O género Veratrum contém cerca de 40 espécies nativas de lugares frios ou temperados da Europa, Ásia e América do Norte. Na Europa, ocorrem espontaneamente apenas duas, o V. album e o V. nigrum. Curiosamente, este último tem as mesmas características morfológicas do V. album mas as flores são de cor púrpura. Na serra da Estrela pode ver-se facilmente a única espécie presente na Península Ibérica, no bordo de lagoas perto da estrada da torre; as plantas fotografadas são de uma população muito numerosa da Cantábria.

16/02/2010

Paris nos Himalaias

Paris polyphylla Sm.
O nome deste género não se refere ao pusilânime Páris, filho do rei Príamo e frívolo sedutor de Helena a quem o irmão, Heitor, repreendeu: «Páris devasso, nobre guerreiro somente na cuidada aparência, /(...) Na verdade rir-se-ão os Aqueus de longos cabelos, / ao pensarem que combates na linha da frente porque és belo / de corpo, a despeito de te faltar força de espírito e coragem.» [Homero, Ilíada, trad. Frederico Lourenço]

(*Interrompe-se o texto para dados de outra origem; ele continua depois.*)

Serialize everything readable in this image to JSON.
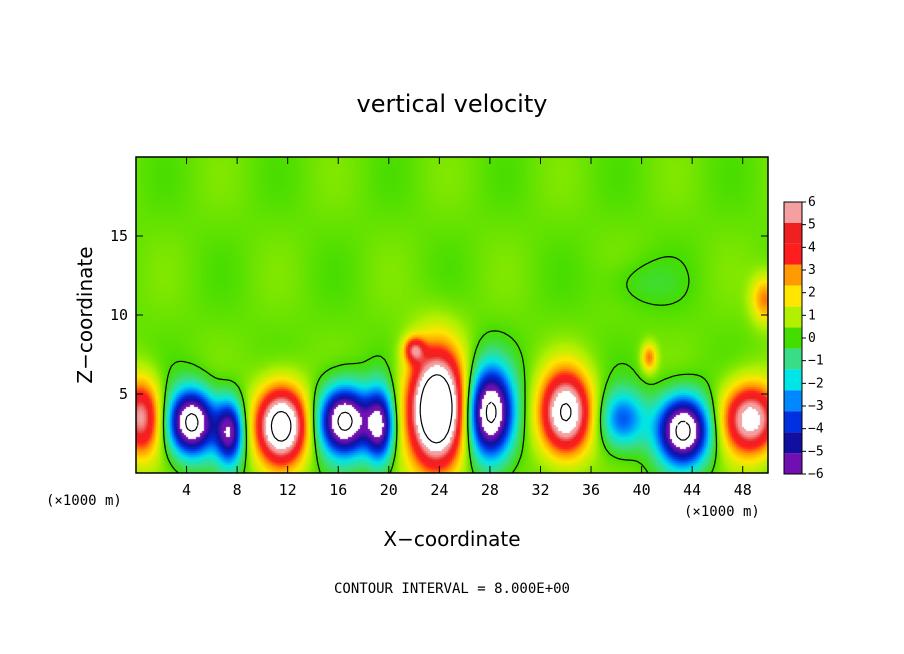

Paris é um adjectivo latino que significa igual e, no contexto botânico, dá ênfase à regularidade das várias componentes da eurosiberiana Paris quadrifolia L.: 4 folhas sésseis em círculo, 4 sépalas lanceoladas verdes, 4 pétalas verdes estreitas, 2 x 4 estames amarelos longos e 4 estigmas escuros. Trata-se de uma planta vivaz com rizoma tuberoso e um talo que não se ramifica, e é a única espécie europeia do seu género — embora não seja espontânea em Portugal... nem na Grécia. Pede terrenos húmidos, floresce de Maio a Junho, e cada flor, solitária, produz um fruto globular azul-escuro que contém duas sementes castanhas. É tóxica mas foi amplamente usada em remédios caseiros.

A Paris da foto, de bosques umbrosos da China e dos Himalaias, não vai além dos 40 cm de altura, talvez por viver entre os 2000 e os 3000 m de altitude. Mostra grande variação morfológica mas, em geral, o seu saiote tem mais folhas do que o da P. quadrifolia, daí a designação polyphylla. As peças florais resumem-se a seis-oito tépalas exteriores lanceoladas e verdes, outras tantas tépalas interiores finas como fios, amarelas ou púrpura, dez ou mais estames curtos e um ovário superior com quatro carpelos, quatro estiletes e estigmas lobados. O fruto é uma cápsula verde contendo sementes de tom escarlate. É planta estimada como adorno e preciosa pelo seu uso na farmacopeia asiática.